Apparently, Slate and Shattuck did a great deal of baby name research, looking into names originating from a region in Eastern Europe where Slate traces her ancestry. Originally, the couple liked the name Bagrat — a name of Armenian and Persian origin meaning “gift of God” — even using the name to address the in-utero baby. However, in classic Slate fashion, she told Kimmel that they kept calling the baby an Americanized pronunciation of the name, “Bag rat” — which, she adds, “I’m sure is not how to pronounce that.”
According to Vulture, Slate and Shattuck named their baby Ida Lupine because it is “inspired by the couple’s favorite flower.” Lupine is, of course, a beautiful springtime wildflower. The first part of this lovely name — Ida — is of Germanic roots, meaning “industrious one.” While Ida hasn’t been even a top 1,000 name in the US since the 1980s, it is very popular in Scandinavia today, and given the popularity of similar names like Ava, it’s sure to be on the rise.
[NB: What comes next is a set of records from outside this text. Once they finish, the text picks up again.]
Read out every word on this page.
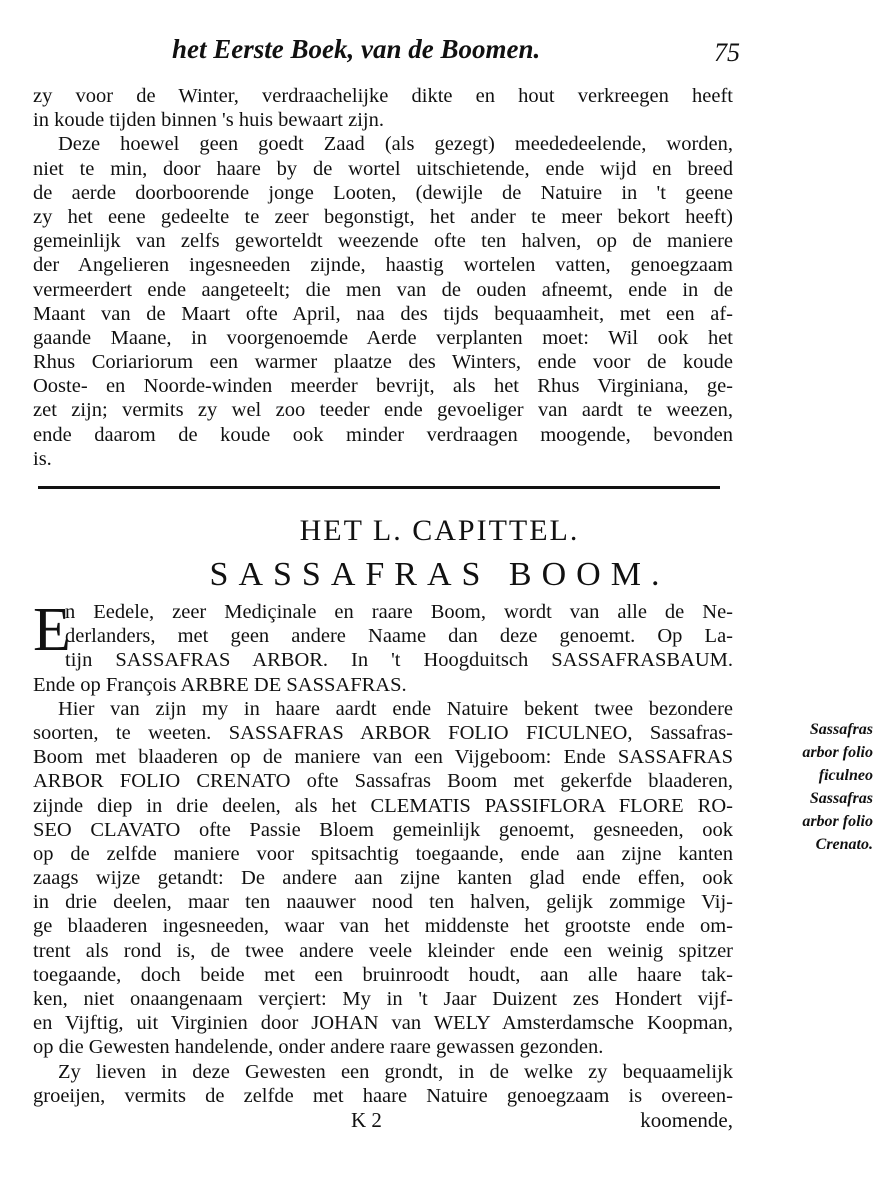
het Eerste Boek, van de Boomen.	75
zy voor de Winter, verdraachelijke dikte en hout verkreegen heeft
in koude tijden binnen 's huis bewaart zijn.
Deze hoewel geen goedt Zaad (als gezegt) meededeelende, worden,
niet te min, door haare by de wortel uitschietende, ende wijd en breed
de aerde doorboorende jonge Looten, (dewijle de Natuire in 't geene
zy het eene gedeelte te zeer begonstigt, het ander te meer bekort heeft)
gemeinlijk van zelfs geworteldt weezende ofte ten halven, op de maniere
der Angelieren ingesneeden zijnde, haastig wortelen vatten, genoegzaam
vermeerdert ende aangeteelt; die men van de ouden afneemt, ende in de
Maant van de Maart ofte April, naa des tijds bequaamheit, met een af-
gaande Maane, in voorgenoemde Aerde verplanten moet: Wil ook het
Rhus Coriariorum een warmer plaatze des Winters, ende voor de koude
Ooste- en Noorde-winden meerder bevrijt, als het Rhus Virginiana, ge-
zet zijn; vermits zy wel zoo teeder ende gevoeliger van aardt te weezen,
ende daarom de koude ook minder verdraagen moogende, bevonden
is.
HET L. CAPITTEL.
SASSAFRAS BOOM.
E
n Eedele, zeer Mediçinale en raare Boom, wordt van alle de Ne-
derlanders, met geen andere Naame dan deze genoemt. Op La-
tijn SASSAFRAS ARBOR. In 't Hoogduitsch SASSAFRASBAUM.
Ende op François ARBRE DE SASSAFRAS.
Hier van zijn my in haare aardt ende Natuire bekent twee bezondere
soorten, te weeten. SASSAFRAS ARBOR FOLIO FICULNEO, Sassafras-
Boom met blaaderen op de maniere van een Vijgeboom: Ende SASSAFRAS
ARBOR FOLIO CRENATO ofte Sassafras Boom met gekerfde blaaderen,
zijnde diep in drie deelen, als het CLEMATIS PASSIFLORA FLORE RO-
SEO CLAVATO ofte Passie Bloem gemeinlijk genoemt, gesneeden, ook
op de zelfde maniere voor spitsachtig toegaande, ende aan zijne kanten
zaags wijze getandt: De andere aan zijne kanten glad ende effen, ook
in drie deelen, maar ten naauwer nood ten halven, gelijk zommige Vij-
ge blaaderen ingesneeden, waar van het middenste het grootste ende om-
trent als rond is, de twee andere veele kleinder ende een weinig spitzer
toegaande, doch beide met een bruinroodt houdt, aan alle haare tak-
ken, niet onaangenaam verçiert: My in 't Jaar Duizent zes Hondert vijf-
en Vijftig, uit Virginien door JOHAN van WELY Amsterdamsche Koopman,
op die Gewesten handelende, onder andere raare gewassen gezonden.
Zy lieven in deze Gewesten een grondt, in de welke zy bequaamelijk
groeijen, vermits de zelfde met haare Natuire genoegzaam is overeen-
Sassafras
arbor folio
ficulneo
Sassafras
arbor folio
Crenato.
K 2	koomende,
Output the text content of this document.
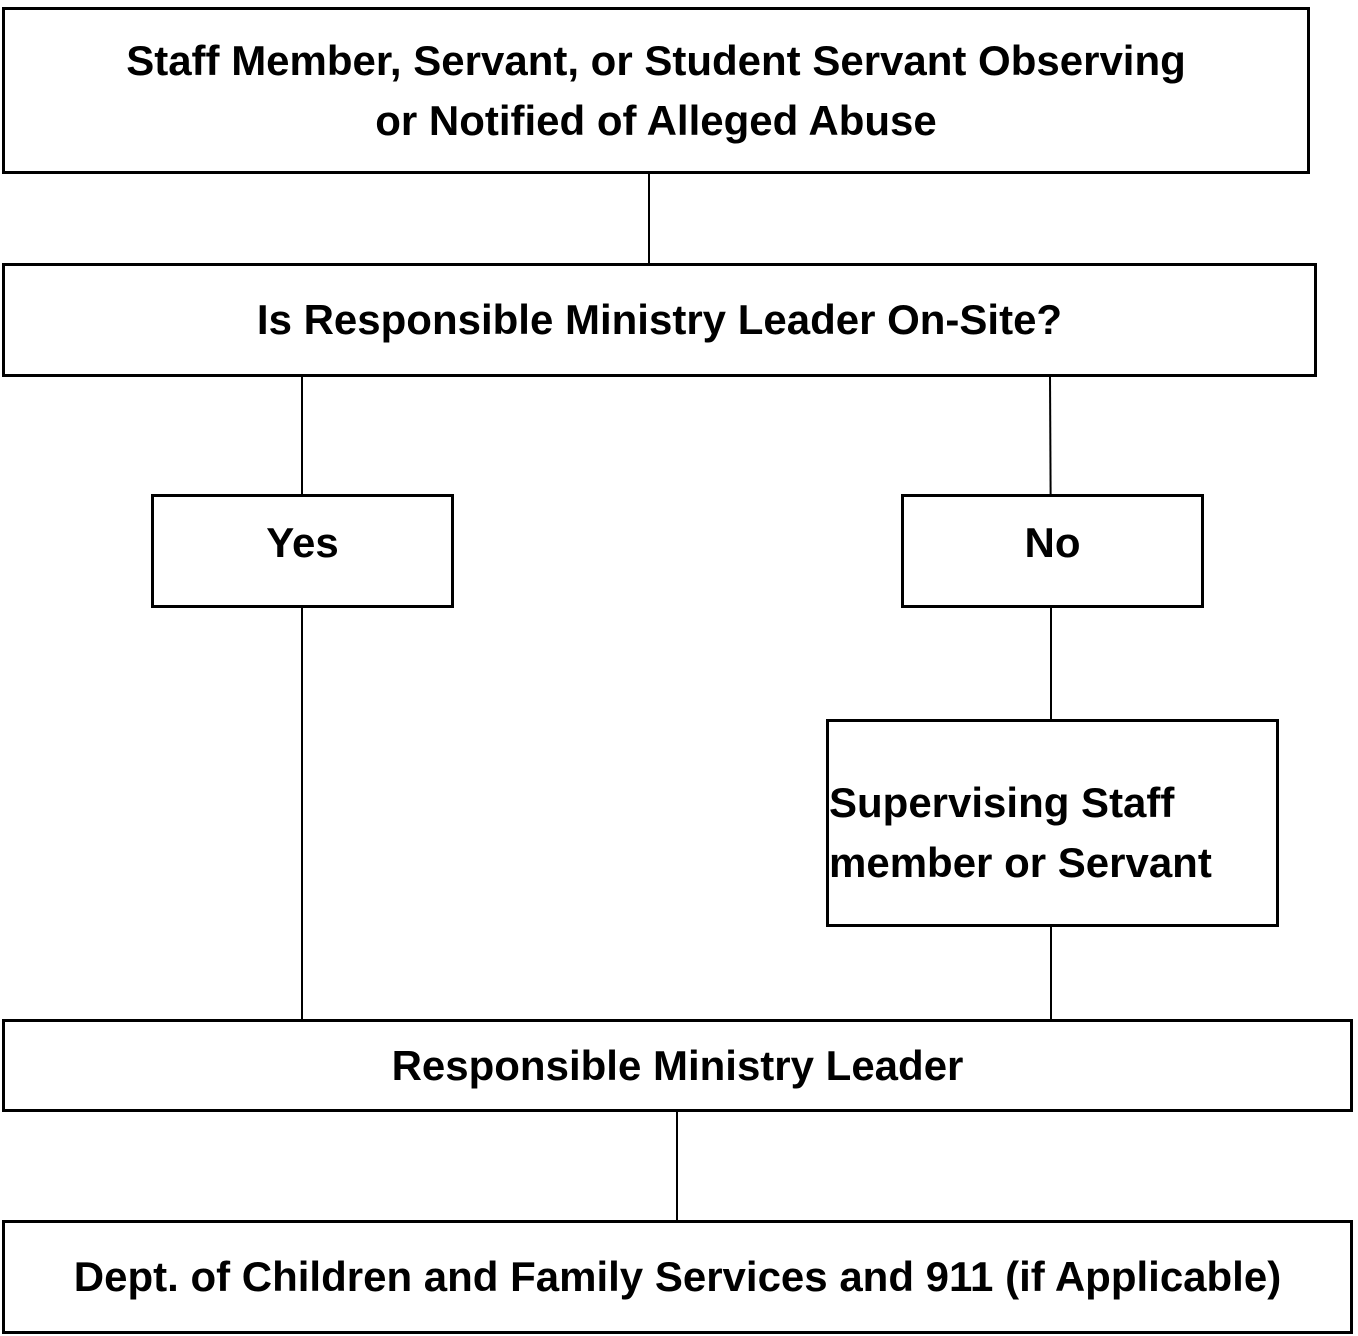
Staff Member, Servant, or Student Servant Observing
or Notified of Alleged Abuse
Is Responsible Ministry Leader On-Site?
Yes	No
Supervising Staff
member or Servant
Responsible Ministry Leader
Dept. of Children and Family Services and 911 (if Applicable)
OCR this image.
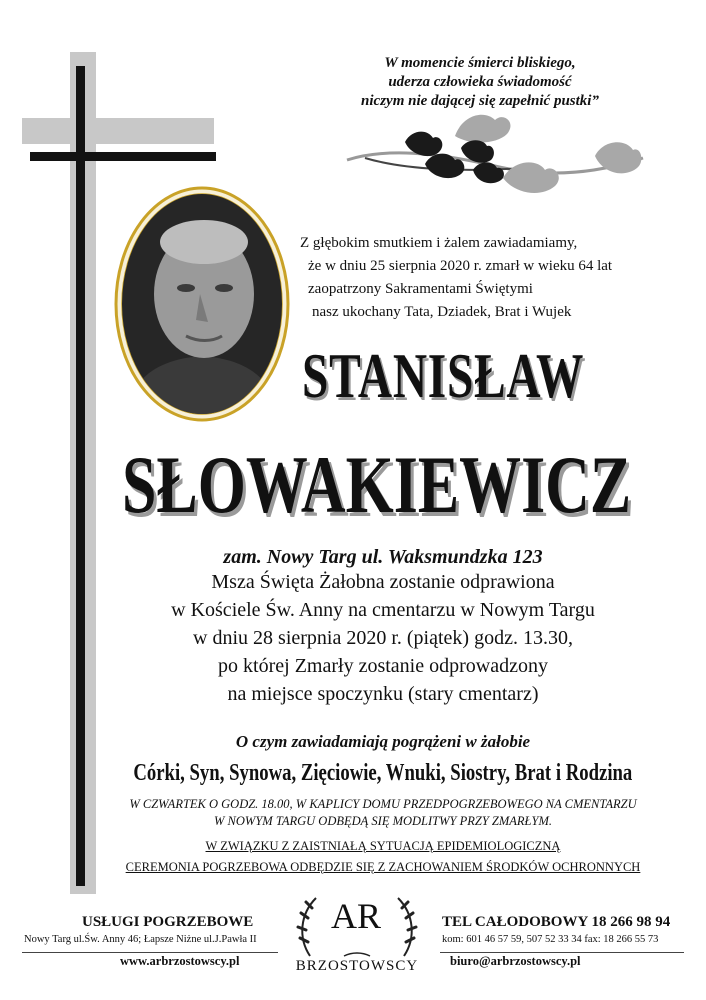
W momencie śmierci bliskiego,
uderza człowieka świadomość
niczym nie dającej się zapełnić pustki”
Z głębokim smutkiem i żalem zawiadamiamy,
że w dniu 25 sierpnia 2020 r. zmarł w wieku 64 lat
zaopatrzony Sakramentami Świętymi
nasz ukochany Tata, Dziadek, Brat i Wujek
STANISŁAW
SŁOWAKIEWICZ
zam. Nowy Targ ul. Waksmundzka 123
Msza Święta Żałobna zostanie odprawiona
w Kościele Św. Anny na cmentarzu w Nowym Targu
w dniu 28 sierpnia 2020 r. (piątek) godz. 13.30,
po której Zmarły zostanie odprowadzony
na miejsce spoczynku (stary cmentarz)
O czym zawiadamiają pogrążeni w żałobie
Córki, Syn, Synowa, Zięciowie, Wnuki, Siostry, Brat i Rodzina
W CZWARTEK O GODZ. 18.00, W KAPLICY DOMU PRZEDPOGRZEBOWEGO NA CMENTARZU
W NOWYM TARGU ODBĘDĄ SIĘ MODLITWY PRZY ZMARŁYM.
W ZWIĄZKU Z ZAISTNIAŁĄ SYTUACJĄ EPIDEMIOLOGICZNĄ
CEREMONIA POGRZEBOWA ODBĘDZIE SIĘ Z ZACHOWANIEM ŚRODKÓW OCHRONNYCH
USŁUGI POGRZEBOWE
Nowy Targ ul.Św. Anny 46; Łapsze Niżne ul.J.Pawła II
www.arbrzostowscy.pl
AR
BRZOSTOWSCY
TEL CAŁODOBOWY 18 266 98 94
kom: 601 46 57 59, 507 52 33 34 fax: 18 266 55 73
biuro@arbrzostowscy.pl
Ida may not be a name with Jewish origins, but myriad Jewish Idas give this name a truly badass legacy. Among them is Russian Jewish immigrant Ida Cohen Rosenthal (1886 – 1973), who owned a dress shop in Manhattan and designed some of the first modern bras for women. With her husband, she founded the first bra company in the US., which is now known as Maidenform. There’s also Canadian-Yiddish poet Ida Maze (1893-1962) and dancer Ida Rubenstein (1883 – 1960) — who broke boundaries of sexuality and respectability while gaining fame in Paris and beyond.
What a beautiful, meaningful name, and we are so excited for Slate and Shattuck about all the adventures to come with their growing family. Mazel tov!